Lorsqu’on décide de faire construire ou de rénover sa maison, le choix du parquet est une étape clé dans l’aménagement d’un intérieur.  Il apporte un cachet unique à chaque pièce, qu’il soit posé dans un salon, une chambre ou une salle de bain. Face à la diversité des modèles disponibles, massif, contrecollé, vinyle ou encore exotique, il est parfois très difficile de s’y retrouver. 

Dans ce guide, nous avons rassemblé tous les conseils pratiques pour vous aider à faire le bon choix. Vous découvrirez :

  • Comment sélectionner le type de parquet et l’essence de bois adaptés à votre projet
  • Les méthodes de pose les plus courantes et les erreurs à éviter
  • Les bonnes pratiques pour assurer un entretien durable et préserver la beauté de votre sol

Le choix du parquet : trouver le bon modèle pour votre intérieur

Avant de penser à la pose ou à l’entretien, il y a bien sûr le choix du parquet. C’est une étape stimulante mais qui peut parfois s’avérer frustrante quand l’hésitation est là : entre la lumière qui vient modifier la nuance du parquet et qui n’a plus le même rendu que dans le showroom, les conseils qui diffèrent d’une boutique à l’autre et un parquet qui vous séduisait hier peut soudain ne plus correspondre à vos attentes.

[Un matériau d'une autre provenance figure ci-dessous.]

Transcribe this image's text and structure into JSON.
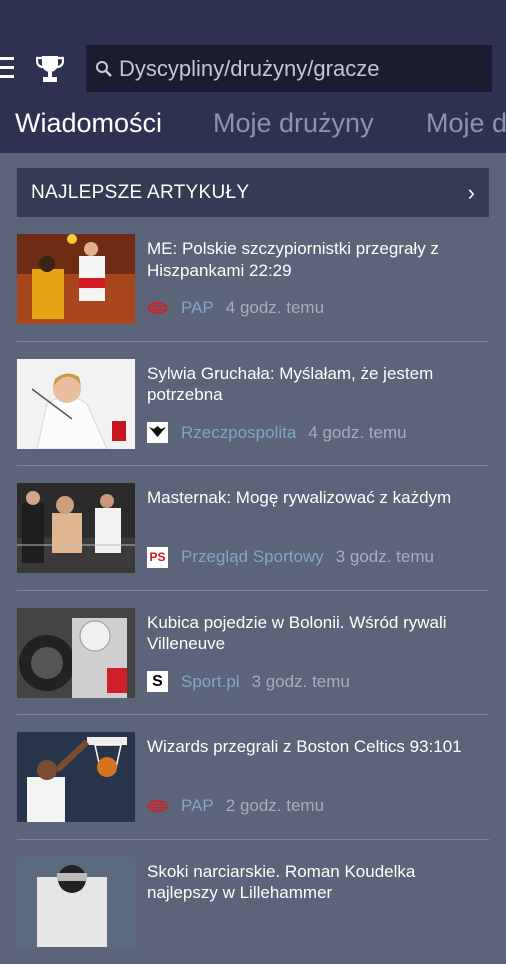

Pour autant, on vous comprend, tant il est essentiel de sélectionner le parquet qui correspond à vos besoins, à votre budget et au style de votre foyer. Il est là pour rester après tout. Entre un parquet massif, contrecollé ou encore vinyle, chaque option présente des avantages et des contraintes. Le choix de l’essence de bois, de la “couleur” et de la finition influencera non seulement le design de la pièce mais aussi sa longévité

guide les différents types de parquet
parquet massif teck bois exotique

Les différents types de parquets en bois

Sur le plan technique, deux grandes catégories de parquets bois existent. Elles se distinguent par leur composition, leur méthode de fabrication et leurs usages privilégiés.

Le parquet massif

Il est constitué d’une seule pièce de bois sur toute son épaisseur, généralement entre 14 et 23 mm. Sa structure homogène lui confère une très grande longévité : il peut être poncé et rénové plusieurs fois. On retrouve principalement des essences européennes comme le Chêne ou le Hêtre, mais aussi des bois exotiques tels que le Teck, le Merbau ou le Palissandre des Indes, appréciés pour leur stabilité et leur résistance naturelle à l’humidité. On retrouve beaucoup les essences exotiques dans des projets de rénovation ou des environnements spécifiques (Salle de bain, Extérieur couvert). Contrairement à certaines idées reçues, les parquets massifs ne sont pas réservés à d’anciens châteaux ou des grands manoirs. Ils donnent un cachet authentique à n’importe quel projet. Reste qu’ils sont aujourd’hui  beaucoup moins plébiscités que les parquets contrecollés, moins chers et plus faciles à poser.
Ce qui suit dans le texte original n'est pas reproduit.